- The Washington Times - Friday, October 1, 2010

GOD OF LIBERTY: A RELIGIOUS HISTORY OF THE AMERICAN REVOLUTION
By Thomas S. Kidd
Basic Books, $26.95 304 pages

Baylor University history professor Thomas S. Kidd attempts too much with this thought-provoking, meticulously researched book. All at the same time it is a history of evangelical Protestantism in America, a study that links the religious beliefs of our Founders into a political alliance and, finally, a meditation on religion’s role in today’s increasingly secular American political scene. It can get a bit confusing.

Nevertheless, this book is a salutary reminder of the role religious belief played in the founding of our country. It is all the more valuable because that story clearly is in danger of being expunged from the historical record or even twisted into an example of the political hypocrisy of a time when God was often invoked but allegedly ignored. It is high time somebody put the lie to that particular fable, and Mr. Kidd does it in readable fashion.

In the beginning, the 13 British colonial ventures in North America were a hodgepodge of conflicting and often contentious religious beliefs. The irony, of course, is that many of the early settlers were refugees fleeing the dangerous intolerance of England’s fratricidal wars between Catholics and Protestants; between the Church of England and the various dissenter sects; and political conflicts tinted with religious differences involving the Scottish and Irish dependencies. Although they should have known better, our early Founders did not hesitate to be as intolerant of those whose theologies differed from theirs as the established church powers had been back home in Mother England.

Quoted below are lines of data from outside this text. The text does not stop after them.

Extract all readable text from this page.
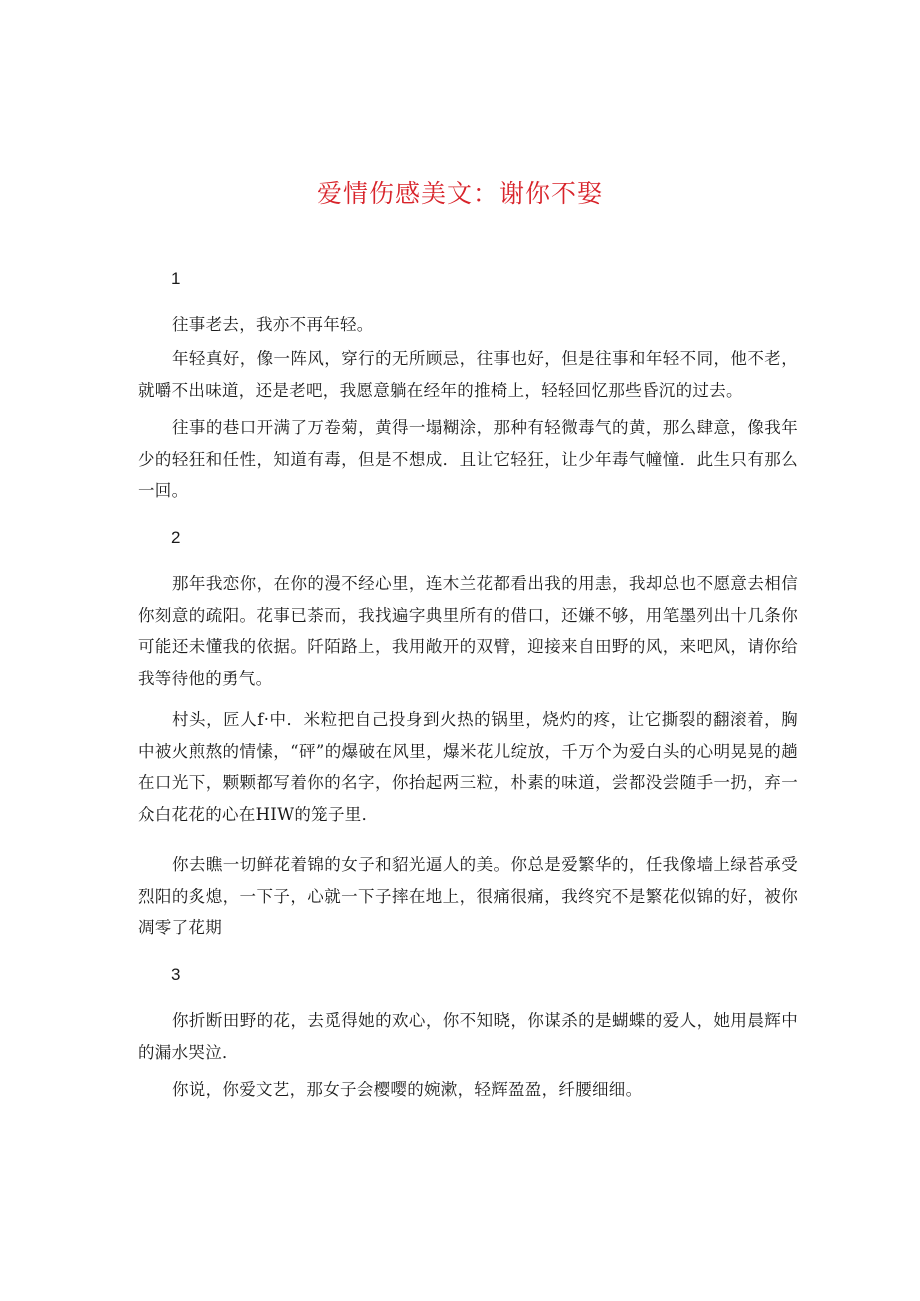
爱情伤感美文：谢你不娶
1
往事老去，我亦不再年轻。
年轻真好，像一阵风，穿行的无所顾忌，往事也好，但是往事和年轻不同，他不老，就嚼不出味道，还是老吧，我愿意躺在经年的推椅上，轻轻回忆那些昏沉的过去。
往事的巷口开满了万卷菊，黄得一塌糊涂，那种有轻微毒气的黄，那么肆意，像我年少的轻狂和任性，知道有毒，但是不想成．且让它轻狂，让少年毒气幢憧．此生只有那么一回。
2
那年我恋你，在你的漫不经心里，连木兰花都看出我的用恚，我却总也不愿意去相信你刻意的疏阳。花事已荼而，我找遍字典里所有的借口，还嫌不够，用笔墨列出十几条你可能还未懂我的依据。阡陌路上，我用敞开的双臂，迎接来自田野的风，来吧风，请你给我等待他的勇气。
村头，匠人f·中．米粒把自己投身到火热的锅里，烧灼的疼，让它撕裂的翻滚着，胸中被火煎熬的情愫，“砰”的爆破在风里，爆米花儿绽放，千万个为爱白头的心明晃晃的趟在口光下，颗颗都写着你的名字，你抬起两三粒，朴素的味道，尝都没尝随手一扔，弃一众白花花的心在HIW的笼子里．
你去瞧一切鲜花着锦的女子和貂光逼人的美。你总是爱繁华的，任我像墙上绿苔承受烈阳的炙熄，一下子，心就一下子摔在地上，很痛很痛，我终究不是繁花似锦的好，被你凋零了花期
3
你折断田野的花，去觅得她的欢心，你不知晓，你谋杀的是蝴蝶的爱人，她用晨辉中的漏水哭泣．
你说，你爱文艺，那女子会樱嘤的婉漱，轻辉盈盈，纤腰细细。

Mr. Kidd’s evidence for the key role of evangelicals in our national narrative begins somewhat after the founding, with the inauguration of President Thomas Jefferson in 1802. One of the anecdotes of my childhood memory is that Jefferson’s reception at the White House after his swearing-in was turned into a brawl as the crowd rushed a huge block of cheese sent by an admirer. It turns out that the cheese, all 1,235 pounds of it, with the motto “Rebellion to tyrants is obedience to God” stenciled on the red crust, came from a Baptist evangelist from Connecticut named John Leland.

Two days before, Leland had delivered a sermon to a joint session of Congress in which he had startled his audience by speaking on the text “Behold a greater [one] than Solomon is here,” in a clear reference to Jefferson, who was, after all, a well-known deist who disdained the religious doctrines of most Christian denominations even as he acknowledged a higher power over the affairs of men.

The two men were bound together by a long-standing friendship that had begun with Leland’s forays into Virginia before the Revolution. They found a common cause in the struggle to prevent an official established church - such as the Church of England - from being set over the Colonies. This was a struggle that predated the cause of independence. The Congregationalist establishment in New England barred Baptists like Leland from holding government posts; it restricted their building of churches and made it an offense to conduct their services without licenses.

Elsewhere, believers of other denominations, such as the Presbyterians, were discriminated against by the Church of England establishment in the Southern Colonies. Even in Quaker Pennsylvania, which offered toleration of all religions, tensions were a constant.

Mr. Kidd cites four other points of common cause that bound the early evangelicals and the early drafters of our founding documents on civil rights into a loose but nonetheless effective alliance.

Most obvious was a general agreement with the notion that God was the guarantor of fundamental human rights. This ran head-on into the traditional European notion that God anointed kings to rule over and protect their subjects. But Founders such as Jefferson and John Adams were early advocates of the view that there were “certain unalienable rights” given directly by God to all men equally.

Another point of agreement was distrust in government in general. This distrust came out of awareness that men were not angels and that to give one set of men too much power over the rest was risky business. This consensus would inform the rebellion against Parliament but also the outcome of our own constitutional debate later. on

A fourth point Mr. Kidd raises seems to have gone by the wayside. In reaction to the rampant corruption of the parliamentary system of the day and the greed of the Crown, both Founders and evangelicals agreed that government and society as a whole should strive to be virtuous. If people acted selfishly and demanded more than their entitlement, anarchy would lead inevitably to dictatorship.

Finally, both groups agreed that God - or Providence, as Jefferson and Benjamin Franklin would have said - does move through nations. As the countdown to rebellion and separation began in earnest, it followed that patriots and proselytizers alike saw the divine mantle fall about American shoulders. The doctrine of Manifest Destiny that followed was an easy reach at that point.

One of the times when Mr. Kidd reaches just a bit too far is when he tries toward the end of the book to conflate the radical evangelists of the 1700s and their liberation theology with today’s genre of conservative churchmen whose preoccupation seems centered on limiting full membership in our society to groups judged to be morally unfit. Still, it’s a story that is worth considering and one that the author tells in a highly readable fashion.